The same government that “spares” kerosene has presided over a brutal VAT regime that has hammered the broader economy into submission. Imported diesel surged by 20.32 percent in a single month, and petrol by 10 percent; price shocks that have ricocheted through transport, manufacturing, and agriculture, driving up food prices, school fees, and the cost of every commodity a poor family touches. The kerosene subsidy is a poultice on a gangrenous wound. It soothes a square inch of skin while the rot consumes the body entirely.
But let us be perfectly clear about what is not being discussed. The government has discovered a perverse arithmetic: soak the productive sectors until they hemorrhage, then toss a coin to the poorest and call it justice. The unemployed kerosene user is being asked to applaud the very system that has immiserated them. This is not governance. It is gaslighting on an industrial scale.
The Hustler’s Gambit, Exposed
President William Ruto ascended to power on the back of a populist promise: “hustlers against dynasties,” a government for the common man, for the small-scale trader, for the woman frying mandazis by the roadside, for the young man in Kawangware scraping together bus fare for a job interview that may or may not exist. And what has that “hustler nation” received? A fuel tax regime so obscure that a liter of petrol now carries nearly a dozen taxes and levies: excise duty, road maintenance levy, petroleum development levy, anti-adulteration levy, and now a bewildering VAT that was slashed from 16 percent to 8 percent in April only after the public roared so loudly that Parliament could not pretend not to hear.
That VAT cut, by the way, was an emergency three-month intervention. The government framed it as magnanimity. In truth, it was a retreat. Citizens had protested. Businesses had shut down. The transport sector had ground to a halt. And the Treasury, having tested the limits of public patience, blinked. “I want to state that we are not looking at a possibility of increasing tax rates,” Treasury CS John Mbadi assured Parliament in March, as if this were a revelation rather than a surrender.

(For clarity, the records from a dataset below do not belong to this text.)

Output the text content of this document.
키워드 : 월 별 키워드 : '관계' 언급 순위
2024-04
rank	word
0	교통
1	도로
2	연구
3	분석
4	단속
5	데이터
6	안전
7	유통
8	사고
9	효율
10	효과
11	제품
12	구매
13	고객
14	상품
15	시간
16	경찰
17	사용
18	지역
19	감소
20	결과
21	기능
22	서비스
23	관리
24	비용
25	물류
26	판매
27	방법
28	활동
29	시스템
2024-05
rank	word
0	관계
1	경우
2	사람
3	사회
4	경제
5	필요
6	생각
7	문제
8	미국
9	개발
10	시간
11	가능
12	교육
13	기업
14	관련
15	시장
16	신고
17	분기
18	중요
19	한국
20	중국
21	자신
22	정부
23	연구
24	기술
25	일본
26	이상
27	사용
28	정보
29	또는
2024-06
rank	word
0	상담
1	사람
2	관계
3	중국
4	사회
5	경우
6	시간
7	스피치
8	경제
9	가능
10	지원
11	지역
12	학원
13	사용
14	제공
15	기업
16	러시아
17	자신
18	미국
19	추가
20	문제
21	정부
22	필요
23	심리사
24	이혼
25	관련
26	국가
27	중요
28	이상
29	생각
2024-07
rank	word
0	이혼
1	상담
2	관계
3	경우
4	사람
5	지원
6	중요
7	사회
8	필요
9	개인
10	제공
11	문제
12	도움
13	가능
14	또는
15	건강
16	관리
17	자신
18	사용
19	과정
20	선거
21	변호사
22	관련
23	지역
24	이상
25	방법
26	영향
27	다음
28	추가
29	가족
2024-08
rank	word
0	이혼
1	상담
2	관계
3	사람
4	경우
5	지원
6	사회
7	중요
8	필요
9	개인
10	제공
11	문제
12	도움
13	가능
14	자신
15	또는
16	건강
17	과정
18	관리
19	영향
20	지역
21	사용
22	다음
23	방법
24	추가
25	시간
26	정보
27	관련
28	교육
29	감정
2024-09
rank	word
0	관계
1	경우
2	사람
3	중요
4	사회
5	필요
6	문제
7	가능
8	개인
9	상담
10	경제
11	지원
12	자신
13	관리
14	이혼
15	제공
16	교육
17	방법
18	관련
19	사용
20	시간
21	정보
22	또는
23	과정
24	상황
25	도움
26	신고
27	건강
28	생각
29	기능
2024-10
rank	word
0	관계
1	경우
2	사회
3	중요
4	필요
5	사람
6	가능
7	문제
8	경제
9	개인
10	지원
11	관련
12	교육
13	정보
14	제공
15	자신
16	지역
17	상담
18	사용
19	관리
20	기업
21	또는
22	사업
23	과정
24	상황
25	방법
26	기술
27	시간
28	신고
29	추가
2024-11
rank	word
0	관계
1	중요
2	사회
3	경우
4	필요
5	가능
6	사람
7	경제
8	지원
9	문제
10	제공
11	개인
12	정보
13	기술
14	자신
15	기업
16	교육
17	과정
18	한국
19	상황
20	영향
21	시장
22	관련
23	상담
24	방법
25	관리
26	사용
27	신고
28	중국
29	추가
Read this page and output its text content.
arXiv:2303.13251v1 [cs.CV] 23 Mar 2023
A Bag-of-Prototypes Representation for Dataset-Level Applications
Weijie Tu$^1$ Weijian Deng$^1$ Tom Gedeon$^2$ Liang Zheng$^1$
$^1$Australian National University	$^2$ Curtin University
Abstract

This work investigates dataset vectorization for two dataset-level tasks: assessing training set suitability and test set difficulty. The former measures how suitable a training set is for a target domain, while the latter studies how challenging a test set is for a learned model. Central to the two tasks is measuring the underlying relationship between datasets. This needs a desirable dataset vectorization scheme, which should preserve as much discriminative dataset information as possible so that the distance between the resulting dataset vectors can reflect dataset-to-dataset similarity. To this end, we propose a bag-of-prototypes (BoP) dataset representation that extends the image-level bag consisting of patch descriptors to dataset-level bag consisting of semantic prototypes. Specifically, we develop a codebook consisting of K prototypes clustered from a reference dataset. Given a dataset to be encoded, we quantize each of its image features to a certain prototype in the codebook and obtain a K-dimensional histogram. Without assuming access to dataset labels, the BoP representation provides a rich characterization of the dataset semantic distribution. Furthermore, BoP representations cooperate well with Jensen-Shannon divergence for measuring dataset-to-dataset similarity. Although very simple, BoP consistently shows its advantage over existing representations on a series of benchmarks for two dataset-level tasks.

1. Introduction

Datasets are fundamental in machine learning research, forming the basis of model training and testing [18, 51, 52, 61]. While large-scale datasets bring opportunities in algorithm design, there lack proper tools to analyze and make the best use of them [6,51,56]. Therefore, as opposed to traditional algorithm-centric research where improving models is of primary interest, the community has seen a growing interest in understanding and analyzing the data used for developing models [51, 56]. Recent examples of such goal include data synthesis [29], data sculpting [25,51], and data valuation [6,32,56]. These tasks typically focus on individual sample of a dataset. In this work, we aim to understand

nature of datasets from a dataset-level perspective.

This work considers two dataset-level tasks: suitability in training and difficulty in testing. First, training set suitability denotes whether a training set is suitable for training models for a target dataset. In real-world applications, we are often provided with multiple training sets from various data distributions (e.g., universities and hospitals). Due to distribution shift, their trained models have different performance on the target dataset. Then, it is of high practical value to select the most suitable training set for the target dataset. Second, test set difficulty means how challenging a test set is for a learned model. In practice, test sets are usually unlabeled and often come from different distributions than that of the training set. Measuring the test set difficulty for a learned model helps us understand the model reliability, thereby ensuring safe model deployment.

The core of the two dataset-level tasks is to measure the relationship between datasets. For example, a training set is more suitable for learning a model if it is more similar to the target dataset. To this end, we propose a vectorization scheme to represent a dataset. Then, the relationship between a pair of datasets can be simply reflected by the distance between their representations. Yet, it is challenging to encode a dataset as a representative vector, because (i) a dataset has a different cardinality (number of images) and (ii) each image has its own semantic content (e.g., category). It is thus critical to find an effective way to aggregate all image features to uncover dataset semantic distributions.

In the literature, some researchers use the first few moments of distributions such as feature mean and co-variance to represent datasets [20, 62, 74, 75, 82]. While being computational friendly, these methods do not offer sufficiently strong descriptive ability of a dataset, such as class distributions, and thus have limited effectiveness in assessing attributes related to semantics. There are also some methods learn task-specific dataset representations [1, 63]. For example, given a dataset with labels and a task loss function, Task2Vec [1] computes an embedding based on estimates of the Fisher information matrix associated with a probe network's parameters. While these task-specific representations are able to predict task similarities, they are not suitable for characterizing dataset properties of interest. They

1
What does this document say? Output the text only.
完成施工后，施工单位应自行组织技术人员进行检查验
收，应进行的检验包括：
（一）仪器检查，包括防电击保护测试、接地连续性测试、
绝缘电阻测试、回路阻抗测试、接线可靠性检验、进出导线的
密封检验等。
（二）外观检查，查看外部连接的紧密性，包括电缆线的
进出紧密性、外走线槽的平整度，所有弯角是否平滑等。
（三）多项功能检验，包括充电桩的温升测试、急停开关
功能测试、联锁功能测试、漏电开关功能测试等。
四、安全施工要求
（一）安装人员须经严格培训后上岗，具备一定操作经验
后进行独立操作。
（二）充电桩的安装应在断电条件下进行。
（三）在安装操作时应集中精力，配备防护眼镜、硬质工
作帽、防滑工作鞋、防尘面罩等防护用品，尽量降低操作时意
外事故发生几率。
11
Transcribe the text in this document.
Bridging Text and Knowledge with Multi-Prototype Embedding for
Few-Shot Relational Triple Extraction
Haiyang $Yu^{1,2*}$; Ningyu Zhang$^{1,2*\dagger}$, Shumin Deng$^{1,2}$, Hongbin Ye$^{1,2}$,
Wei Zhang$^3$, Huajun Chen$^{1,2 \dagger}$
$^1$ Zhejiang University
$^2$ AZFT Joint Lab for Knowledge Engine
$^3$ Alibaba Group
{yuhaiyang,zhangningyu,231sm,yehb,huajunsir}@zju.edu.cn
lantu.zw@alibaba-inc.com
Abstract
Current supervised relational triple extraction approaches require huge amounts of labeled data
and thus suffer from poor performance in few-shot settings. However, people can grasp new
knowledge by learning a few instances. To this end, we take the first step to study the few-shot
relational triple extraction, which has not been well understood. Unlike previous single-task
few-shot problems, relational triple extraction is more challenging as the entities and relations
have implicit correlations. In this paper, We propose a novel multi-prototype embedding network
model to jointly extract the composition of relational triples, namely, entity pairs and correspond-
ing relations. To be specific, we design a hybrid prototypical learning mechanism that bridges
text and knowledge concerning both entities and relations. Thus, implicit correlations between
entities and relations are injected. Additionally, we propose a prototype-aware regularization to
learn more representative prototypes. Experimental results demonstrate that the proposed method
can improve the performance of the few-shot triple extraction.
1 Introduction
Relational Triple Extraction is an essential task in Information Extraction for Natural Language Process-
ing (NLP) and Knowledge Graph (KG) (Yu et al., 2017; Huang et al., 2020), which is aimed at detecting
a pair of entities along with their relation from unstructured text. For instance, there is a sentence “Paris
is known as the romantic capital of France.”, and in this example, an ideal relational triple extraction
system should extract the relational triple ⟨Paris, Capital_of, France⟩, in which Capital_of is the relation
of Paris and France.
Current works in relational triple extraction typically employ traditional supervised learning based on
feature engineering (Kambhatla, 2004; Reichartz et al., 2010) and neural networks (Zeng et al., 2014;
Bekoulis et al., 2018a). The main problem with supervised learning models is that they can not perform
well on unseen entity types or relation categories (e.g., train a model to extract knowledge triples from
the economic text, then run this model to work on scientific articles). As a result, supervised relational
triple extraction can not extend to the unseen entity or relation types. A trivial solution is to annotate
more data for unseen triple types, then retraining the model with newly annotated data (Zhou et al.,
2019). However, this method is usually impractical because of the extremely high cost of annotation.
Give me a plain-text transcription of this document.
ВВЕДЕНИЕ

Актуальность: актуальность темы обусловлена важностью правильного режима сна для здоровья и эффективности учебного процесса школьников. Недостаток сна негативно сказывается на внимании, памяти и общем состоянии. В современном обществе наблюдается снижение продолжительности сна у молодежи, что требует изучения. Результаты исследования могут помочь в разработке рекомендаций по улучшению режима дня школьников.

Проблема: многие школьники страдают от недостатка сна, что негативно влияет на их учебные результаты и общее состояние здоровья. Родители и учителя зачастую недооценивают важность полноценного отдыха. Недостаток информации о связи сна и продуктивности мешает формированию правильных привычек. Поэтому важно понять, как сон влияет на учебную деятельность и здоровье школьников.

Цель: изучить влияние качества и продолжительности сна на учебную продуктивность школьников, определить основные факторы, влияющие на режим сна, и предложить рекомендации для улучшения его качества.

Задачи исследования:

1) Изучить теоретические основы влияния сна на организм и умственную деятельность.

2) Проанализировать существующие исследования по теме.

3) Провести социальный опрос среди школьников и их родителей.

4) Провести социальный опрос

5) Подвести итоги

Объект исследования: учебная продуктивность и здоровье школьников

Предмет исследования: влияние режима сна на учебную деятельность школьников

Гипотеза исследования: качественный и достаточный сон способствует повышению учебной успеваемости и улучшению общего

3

But the absence of new taxes is not the absence of cruelty. The Finance Bill 2026 has simply learned to hide its hand. It does not raise VAT rates; it imposes a 16 percent VAT on mobile money service fees, quietly siphoning coins from every M-Pesa transaction a slum dweller uses to buy charcoal, pay school fees, or receive remittances from a relative in the village. It does not raise income tax bands; it cracks down on the informal economy through digital surveillance, squeezing the very small traders who have nowhere else to turn. As strategic analyst Alex Munyua put it: “The Finance Bill 2026 is not wearing the angry mask of new taxes. It is wearing the polite smile of administrative reform.”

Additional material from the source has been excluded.